What is the best/right way to grill?  With the cover open or closed?  Don't grill much and never sure which way is the best.

Thanks


----------



## Savannahsmoker (May 14, 2012)

If I am grilling thin meat grill, which I seldom do, I leave it open.
All other times I grill with the lid closed.


----------



## Steve Kroll (May 14, 2012)

Depends on what you are cooking. If I'm cooking burgers or hot dogs, I usually leave the lid off. If I'm cooking something that requires retaining the heat - roasting a larger piece of meat, for example - then I cover the grill. Covering the grill also allows the meat to absorb some of the smoke, though from what I've read, if you're cooking something that takes less than 20 minutes, it won't matter much.


----------



## Andy M. (May 14, 2012)

I grill mostly closed lid.  Hot dogs and other precooked sausages open lid.  Especially if you're making cheeseburgers, the lid closed reflects the heat down so the is perfectly melted when the burger is done.


----------



## FrankZ (May 14, 2012)

I usually close the lid when grilling, partly for heat retention on longer cooks, but also to be double sure that there are no flying embers to set our house and yard (or our neighbors) on fire.

True that!  Closed does help with melting the cheese!


----------



## justplainbill (May 14, 2012)

Initial cooking is done closed (cover on ~ 300+*F) and finishing is done uncovered (~500+*F)


----------



## pacanis (May 14, 2012)

Andy is spot on, lid down will reflect the heat back and melt any cheese. It will also help cook anything through faster, like if you put a frozen burger patty on to cook... like I did for lunch today. 
It really depends on lots of variables, like what you are cooking; what is your initial temp, are you only cooking one food, do you need to plan for something being finished on the stove...??? 
I never have a fixed lid up or down for anything, unless I am finishing off some melted cheese or keeping grilled items warm :^)


----------



## johnnyb (May 15, 2012)

It says that 6 people replied to my post but I do not see any replies?  I am new to this and thinking either no one replied or I haver  no clue how to see the reply.

HELP!!


----------



## johnnyb (May 15, 2012)

After writing that they popped up.


----------



## johnnyb (May 15, 2012)

Thamnks and hopefully I can get the hang of this


----------



## Chief Longwind Of The North (May 15, 2012)

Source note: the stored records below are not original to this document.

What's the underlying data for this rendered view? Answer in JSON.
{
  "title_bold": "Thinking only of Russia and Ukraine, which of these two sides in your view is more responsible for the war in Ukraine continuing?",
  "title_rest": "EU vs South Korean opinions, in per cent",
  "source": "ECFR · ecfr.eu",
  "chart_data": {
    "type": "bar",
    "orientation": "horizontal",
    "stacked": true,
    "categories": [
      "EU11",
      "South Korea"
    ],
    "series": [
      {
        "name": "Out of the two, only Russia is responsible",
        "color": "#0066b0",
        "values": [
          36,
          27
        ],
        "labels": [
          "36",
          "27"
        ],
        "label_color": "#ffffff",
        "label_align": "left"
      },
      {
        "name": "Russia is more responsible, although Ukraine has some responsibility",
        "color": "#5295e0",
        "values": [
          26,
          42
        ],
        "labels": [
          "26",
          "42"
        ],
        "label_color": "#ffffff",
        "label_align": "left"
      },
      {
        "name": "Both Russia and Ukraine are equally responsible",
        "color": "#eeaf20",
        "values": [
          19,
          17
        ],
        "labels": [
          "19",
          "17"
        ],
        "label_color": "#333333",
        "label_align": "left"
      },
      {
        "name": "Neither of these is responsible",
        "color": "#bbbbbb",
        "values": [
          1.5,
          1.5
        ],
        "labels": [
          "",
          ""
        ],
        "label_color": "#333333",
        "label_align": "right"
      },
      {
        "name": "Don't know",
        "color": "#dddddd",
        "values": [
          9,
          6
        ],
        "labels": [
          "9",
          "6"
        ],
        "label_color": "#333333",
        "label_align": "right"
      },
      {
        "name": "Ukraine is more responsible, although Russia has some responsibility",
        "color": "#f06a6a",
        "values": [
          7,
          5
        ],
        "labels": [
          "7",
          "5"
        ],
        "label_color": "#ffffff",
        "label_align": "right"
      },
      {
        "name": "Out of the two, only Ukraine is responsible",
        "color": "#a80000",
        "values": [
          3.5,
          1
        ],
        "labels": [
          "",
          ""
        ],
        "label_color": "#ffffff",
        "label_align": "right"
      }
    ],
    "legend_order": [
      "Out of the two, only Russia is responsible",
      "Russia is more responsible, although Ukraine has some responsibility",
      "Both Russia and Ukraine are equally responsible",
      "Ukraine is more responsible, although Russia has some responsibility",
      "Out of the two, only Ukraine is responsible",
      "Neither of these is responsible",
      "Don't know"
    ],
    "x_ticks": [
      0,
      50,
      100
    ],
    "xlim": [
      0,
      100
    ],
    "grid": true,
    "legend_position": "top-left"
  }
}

I almost always cook on my Webber Charcoal grill with the lid closed.  One word of caution, if using charcoal; If the meat is very fatty, the closed lid (with vents open) can concentrate too much smoke, which is deposited as particulate matter on whatever you are grilling.  Though that smoke is what gives grilled meat that wonderful flavor, if there is too much of it, the excessive smoke can create a bitter, almost inedible flavor.  This happened to me once, when I added extra beef fat to the grill as I thought the meat had too little fat to create the smoke.  The particulate coating could litterally be rubbed off with your finger, and had to be washed off of the meat, which removed much of the seasoning as well.  The meal was pretty much ruined.

Normally, the smoke generated by the meats own fat, dripping onto the hot charcoal is just the right amount.

If you are using wood smoke to help flavor the grilled food, then covering the grill is a must.

Large chunks of meat need to have the grill covered, and sometimes with the vents half-closed to control the heat by starving the fire of oxygen.  I do this with crown roasts, brisket, and with whole turkeys, game hens, chickens, etc.  The grill then doubles as an oven, creating the hot environment to cook the meat through, and creates flavorfull smoke.

Seeeeeeya; Chief Longwind of the North


----------